Have you lost your home to a fire? Or, a tornado? Both are tragic events that can leave any homeowner reeling and wondering what to do. After calling in your loss to the claims department of your insurance company you can normally expect to hear from the adjuster assigned to your claim within 48 hrs, so let’s talk a little about that initial phone conversation.
The adjuster will be your key contact throughout the life of your claim. As a Tennessee Public Adjuster here are some questions I would recommend you consider asking in that first call with your adjuster:
1) “Mr. Adjuster, would you mind repeating your name for me and spelling it. I would also appreciate getting the following information from you such as your email address and the following numbers (office, fax and cell phone)”.
Make sure you get all this information on your first call. They might be hesitant but, trust me, you need all of this. Don’t let them talk you out of it. Why? Because communication is paramount and you do not want your adjuster finding any way to avoid talking to you. Claims always take longer than you hope for…and this is most certainly true if you cannot locate your adjuster.
2) “Mr. Adjuster…can you bring me a copy of my policy when we first meet over at the property? Oh, you can’t? Then please order me a complete copy right away. When can I expect it?”
Believe me when I say you need the whole policy. Within the policy is where you find out all of the information on the types of coverages and benefits you are entitled too. Many times after reading the policy I am able to reveal to homeowners that there are additional benefits within their policy that have for some reason not been mentioned by the adjuster to the property owner.

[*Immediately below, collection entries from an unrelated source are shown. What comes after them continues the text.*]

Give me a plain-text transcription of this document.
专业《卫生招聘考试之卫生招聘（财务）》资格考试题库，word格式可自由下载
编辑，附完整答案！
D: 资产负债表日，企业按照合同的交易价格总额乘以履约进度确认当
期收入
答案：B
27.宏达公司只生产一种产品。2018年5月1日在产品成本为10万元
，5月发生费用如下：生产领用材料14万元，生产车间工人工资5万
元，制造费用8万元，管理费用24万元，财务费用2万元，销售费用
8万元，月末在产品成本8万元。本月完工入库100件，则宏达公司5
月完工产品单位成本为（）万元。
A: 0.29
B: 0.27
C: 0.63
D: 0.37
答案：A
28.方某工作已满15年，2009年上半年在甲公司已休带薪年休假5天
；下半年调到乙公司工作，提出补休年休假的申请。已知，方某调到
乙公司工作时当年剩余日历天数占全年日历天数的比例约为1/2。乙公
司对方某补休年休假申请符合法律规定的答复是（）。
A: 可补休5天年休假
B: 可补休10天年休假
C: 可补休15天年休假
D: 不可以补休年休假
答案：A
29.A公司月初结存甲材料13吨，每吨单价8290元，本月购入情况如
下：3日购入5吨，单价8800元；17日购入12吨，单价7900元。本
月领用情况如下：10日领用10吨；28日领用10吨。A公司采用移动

3) “Mr. Adjuster…can you please bring me a copy of my “declarations page” (or “dec” page as we in the industry call it)?”
The “dec” page is a one page summary of your basic coverages and it tells you the policy limits and types of coverage that are specific to your home, business and personal property. The limits on your policy increase a little bit every year so make sure you get a current “dec” page.
4) “What benefits are available to me and my family under the Additional Living Expense coverage of my policy?”
This coverage (which is frequently referred to as ALE) is designed to help you pay for any “new” expenses that you are, or will be, incurring due to the damage to your home. Some of these ALE expenses are for things like renting another house, staying at a motel, higher cell phone bills, longer distances to drive, etc). Ninety-nine percent of homeowners have this coverage. (I will make a list, in another blog, of many of the other items that fit into this category and should be paid for out of your policy).
5) “I understand that insurance companies frequently will give their policyholders an “advance” on their settlement. We are in need of clothes and other necessities so I would appreciate you bringing a check to help us through the first couple of weeks. How much do you normally advance people?”
This check is usually handed over to the policyholder on the first visit from the adjuster and is normally between $1,000 and $10,000. It goes to help you purchase some clothes, replace some lost medicines, pay for a hotel or purchase whatever else is now necessary. Keep in mind, this check can be spent on anything you choose but spend it wisely. This check is taken out of the coverage your policy has allotted for contents and will be deducted from the final settlement check on your personal property (except for those purchases directly related to Additional Living Expenses). So make sure you hold unto all receipts and keep good records and differentiate between the money you spend on new contents and the money you spend for Additional Living Expenses.
Well, there you have it. Not an exhaustive list of questions to ask your adjuster when you first visit over the phone but a good start. Here’s the secret: the more you can project to the adjuster that you have a working knowledge of the claims process the greater the probability that you will be treated fairly. Knowledge is power!
You may or may not like your adjuster but you should be ready to be the squeaky wheel with them. And it’s not grease you’re wanting but attention, assistance, good communication and, finally, a fair settlement.